Our biggest success when starting out was also what hurt us later on. Our company primarily designed websites for customers when we first began. We spent a great deal of time focused on immediate sales before we fine tuned our product and business operations. This meant that we were flush for cash in the first few months, which is typically a good thing, but because we didn't spend as much time as we should doing things like: creating a recurring pricing plan for our products, expediting the time it took us to develop our sites, or understanding the ins and outs of business operations including managing finances and allocating revenue throughout our business – we ended up taking way more time than we needed building the sites and spent money in the wrong areas. As mentioned in Tip #1, time and money are the assets, and we mismanaged both. Make sure that your startup is making decisions now, that benefit you long term.

#3: Live like an entrepreneur

The mainstream view of owning a business focuses on the celebrity-style life of successful business tycoons with money, sports cars and suits. In reality, startup owners often represent the opposite. Broke, sh*tty cars and sweatpants. Imagine living like a student, but also depending on your "school" to pay your bills. In order to make things happen for yourself, you need to not only understand the reality, but be comfortable living it too.

#4: Don't blow through your warm leads

I don't see this tip shared very often but it's an important one. When a new business decides it's ready to start making sales, they quickly turn to all of their warmest, most easily approachable clientele. This is often their parents, siblings, cousins, friends of the family, etc. Typically those who are easiest to convert into a sale without facing the harsh nuances of selling to strangers. This isn't necessarily a bad thing, but it shouldn't be relied on solely when you're starting out. A forward thinking business should use their first batch of clients to analyze their process both externally with how the customers are buying and behaving, and internally on the costs, ROI, development time and efficiency of their business. In addition, it's important to learn how to sell to strangers early on because once those warm leads dry up, you'll be forced to learn without practice. To summarize, use your warm sales as indicators early on, make adjustments to capitalize and sell better each time, and space out your warm leads to preserve steady income longer.

#5: Don't get caught up in development

Arguably the most critical of these 5 tips. My team and I have seen this happen many times to new businesses, and are certainly guilty of this ourselves at times. Entrepreneurs that haven't made a sale tend to spend a great deal of time on "business development". And though I promote being patient and understanding your business, it's extremely common that companies will extend their building stage far longer than what's necessary. This always seems to stem from the same reasoning.
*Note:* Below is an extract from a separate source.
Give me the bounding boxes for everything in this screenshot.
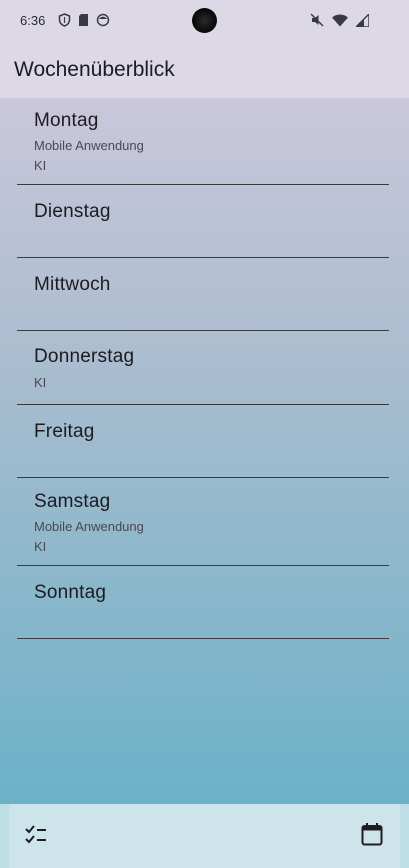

Fear of failure. The common misconception is that as long as you're building, you haven't failed yet. "If you haven't botched a sale, you haven't lost a sale". So instead, businesses tend to linger in development to avoid failing publicly. One very key principal is missed here. Once businesses finally do launch their product, business or social media, they end up inevitably finding out that the market decides whats right and wrong with their business, not them. If you or your team spends 100+ hours making their product "perfect", but buying customers say it should be different, you'll end up having to make those changes anyway. "Perfect" is objective to the buyer, not you. Obviously you can't make every adjustment every customer asks for, but spending way too much time "tinkering" before launch will never teach you or your business what your clients are actually willing to pay for.

To sum up, entrepreneurship really can be glamorous in it's own way. Deciding and executing the life you want to live is possible but like all things that sound amazing, they usually take a lot of effort, patience and compromise to achieve.